最初の頃に口酸っぱくいわれて、それ以来視線を合わせるように努力している。それでもまだ言い足りないのか、ちゃんと俺を見て、なんてあの声で甘く言われて、頬に触れた手で目元をなぞる動作を繰り返してくる。
「スコール」
その声は、苦手だ。
「ほら、顔反らさない」
「……んっ」
ほら、また。
「眉間の皺、取れなくなるぞ」
「別に」
「もう少し、自分の容姿に興味を持ってもらいたいんだけどな」
ゆっくりとフリオニールの顔が近づいてくる。
外されることがほとんどない眼鏡が無粋だと思う。いくらでも世間には洒落たデザインのものがあるのに、何の変哲もない黒縁の眼鏡を愛用している。
いつかジタンが眼鏡男子とかいってノンフレームの伊達眼鏡をかけていた。曰く、ナース服が3割増しなように男の眼鏡も3割増しでよく見える、そうだ。理解できない。
そもそも欲目抜きでフリオニールの容姿は整っていると思う。切れ長の目だとか、少し癖のある銀髪だとか。在宅ワークのくせにいつ出かけているのか俺より日に焼けているし筋肉もある。

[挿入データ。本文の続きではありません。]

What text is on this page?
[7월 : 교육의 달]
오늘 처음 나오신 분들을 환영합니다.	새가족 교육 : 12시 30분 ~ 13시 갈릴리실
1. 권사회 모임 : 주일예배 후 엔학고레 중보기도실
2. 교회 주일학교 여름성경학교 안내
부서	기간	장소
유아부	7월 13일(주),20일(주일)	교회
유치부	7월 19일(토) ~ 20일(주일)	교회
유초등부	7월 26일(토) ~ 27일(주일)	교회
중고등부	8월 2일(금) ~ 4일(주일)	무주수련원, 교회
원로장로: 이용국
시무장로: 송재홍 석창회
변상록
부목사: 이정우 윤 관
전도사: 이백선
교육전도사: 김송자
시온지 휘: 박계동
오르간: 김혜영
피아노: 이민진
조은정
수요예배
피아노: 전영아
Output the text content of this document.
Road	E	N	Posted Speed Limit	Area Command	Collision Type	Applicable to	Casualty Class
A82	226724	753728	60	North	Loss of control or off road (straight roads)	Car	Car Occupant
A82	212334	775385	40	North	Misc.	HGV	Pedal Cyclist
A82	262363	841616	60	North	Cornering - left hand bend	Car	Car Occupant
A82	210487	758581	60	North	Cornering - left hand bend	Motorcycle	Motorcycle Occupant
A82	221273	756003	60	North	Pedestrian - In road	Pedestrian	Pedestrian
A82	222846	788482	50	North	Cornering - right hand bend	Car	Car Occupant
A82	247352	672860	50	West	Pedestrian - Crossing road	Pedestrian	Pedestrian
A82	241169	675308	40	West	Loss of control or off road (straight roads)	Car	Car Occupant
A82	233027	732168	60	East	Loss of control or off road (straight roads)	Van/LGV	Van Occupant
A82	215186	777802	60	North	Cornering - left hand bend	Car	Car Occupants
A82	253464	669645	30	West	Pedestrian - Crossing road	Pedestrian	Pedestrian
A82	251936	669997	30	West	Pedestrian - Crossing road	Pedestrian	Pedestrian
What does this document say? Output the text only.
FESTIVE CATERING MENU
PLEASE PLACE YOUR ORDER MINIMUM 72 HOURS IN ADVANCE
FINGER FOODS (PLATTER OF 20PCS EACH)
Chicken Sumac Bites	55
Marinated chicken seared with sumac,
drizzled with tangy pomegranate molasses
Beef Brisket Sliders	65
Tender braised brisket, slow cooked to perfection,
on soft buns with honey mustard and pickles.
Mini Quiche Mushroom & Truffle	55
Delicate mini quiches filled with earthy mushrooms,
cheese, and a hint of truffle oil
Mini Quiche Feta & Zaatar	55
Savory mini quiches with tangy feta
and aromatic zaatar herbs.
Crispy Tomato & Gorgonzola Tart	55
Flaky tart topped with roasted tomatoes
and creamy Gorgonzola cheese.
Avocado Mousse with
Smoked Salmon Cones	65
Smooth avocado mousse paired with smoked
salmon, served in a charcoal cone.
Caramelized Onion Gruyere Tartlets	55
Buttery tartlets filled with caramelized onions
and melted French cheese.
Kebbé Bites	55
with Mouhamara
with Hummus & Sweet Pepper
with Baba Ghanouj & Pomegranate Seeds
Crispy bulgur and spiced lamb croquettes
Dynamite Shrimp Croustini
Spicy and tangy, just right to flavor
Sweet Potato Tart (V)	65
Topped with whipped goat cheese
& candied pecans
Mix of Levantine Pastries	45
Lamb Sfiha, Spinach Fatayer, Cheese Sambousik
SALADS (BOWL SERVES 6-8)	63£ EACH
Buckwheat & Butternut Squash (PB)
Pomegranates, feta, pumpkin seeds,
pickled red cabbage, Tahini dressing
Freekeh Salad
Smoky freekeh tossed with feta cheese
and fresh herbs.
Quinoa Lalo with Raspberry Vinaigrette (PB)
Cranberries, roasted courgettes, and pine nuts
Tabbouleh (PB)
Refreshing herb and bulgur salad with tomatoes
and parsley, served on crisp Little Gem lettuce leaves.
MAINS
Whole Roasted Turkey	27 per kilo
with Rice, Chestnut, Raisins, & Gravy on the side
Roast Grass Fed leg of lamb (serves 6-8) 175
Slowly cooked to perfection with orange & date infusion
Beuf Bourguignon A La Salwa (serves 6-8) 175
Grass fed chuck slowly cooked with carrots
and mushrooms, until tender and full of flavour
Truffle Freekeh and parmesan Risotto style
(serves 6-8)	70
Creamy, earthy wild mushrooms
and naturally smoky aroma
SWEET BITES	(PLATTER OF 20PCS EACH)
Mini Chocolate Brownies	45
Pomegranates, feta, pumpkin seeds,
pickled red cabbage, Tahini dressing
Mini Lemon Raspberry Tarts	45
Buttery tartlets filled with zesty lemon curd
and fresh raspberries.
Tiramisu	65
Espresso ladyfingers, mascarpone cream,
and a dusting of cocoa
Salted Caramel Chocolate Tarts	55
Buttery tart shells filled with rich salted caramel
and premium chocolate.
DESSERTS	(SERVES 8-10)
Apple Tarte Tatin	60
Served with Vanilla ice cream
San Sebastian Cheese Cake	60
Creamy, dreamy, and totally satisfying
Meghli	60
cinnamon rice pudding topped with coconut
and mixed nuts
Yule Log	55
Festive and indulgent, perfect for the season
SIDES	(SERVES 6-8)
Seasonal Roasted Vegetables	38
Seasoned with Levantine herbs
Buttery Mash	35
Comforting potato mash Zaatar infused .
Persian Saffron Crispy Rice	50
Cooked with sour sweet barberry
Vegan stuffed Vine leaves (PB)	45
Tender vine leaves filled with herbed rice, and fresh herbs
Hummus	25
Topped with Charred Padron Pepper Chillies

仕事のせいで落ちた視力と外されることのない眼鏡が、嫌いだ。
近づくフリオニールの目が伏せられて、狭まる距離に焦点が定まらなくなった。
こつん、と合わさる額。
熱いとか冷たいとかわからない、ぬるいと言えばいいのかもわからない。
「あんまり、根を詰めるなよ」
「余計なお世話だ」
アンタが仕事しているからだろ。
「そんな皺寄せて文字見てたら視力が落ちるぞ?」
「アンタが言うな」
「ははっそうだな」
額に感じていた体温が離れる。
俺の頬に触れていた手すら離される。
その手は自分の目元へと向かい、黒縁の眼鏡が外された。
ガラス越しではないフリオニールの目。コンタクトにすれば、いつも阻まれることなく見れるのに。
いっそ、叩き落して割ってしまおうか。
「スコール」
差し出される眼鏡。捨てていいのか?
けれど眼鏡は俺の手に渡ることなく、フリオニールの手によってつけられた。
「?」
ぼやけて歪む視界。
フリオニールの顔が、ちゃんと見えない。折角眼鏡を外してるのに。
「どういうつも…」
「あぁ、やっぱり似合わないな」
「……かけさせておいて、なんなんだ」
「スコールは眼鏡かけない方がいい。いつもの方がずっとかわいい」
何か言おうと口が開くのに、ガラスの向こうから肌色が近づいてきてその行方に気を取られて音にならない。
すっと簡単に外される眼鏡。急な世界の変化に視界が定まらない。
「やっぱり眼鏡ない方がいいな」
「何を」
「だからあまり無理をするな。スコールは十分、頑張っているから」
頭を撫でられて、そのまま引き寄せられて、ご褒美のキス。
子どもじゃないと言いたかったのに、いつもよりずっと近いフリオニールの目が優しくて、もう全部どうでもよくなった。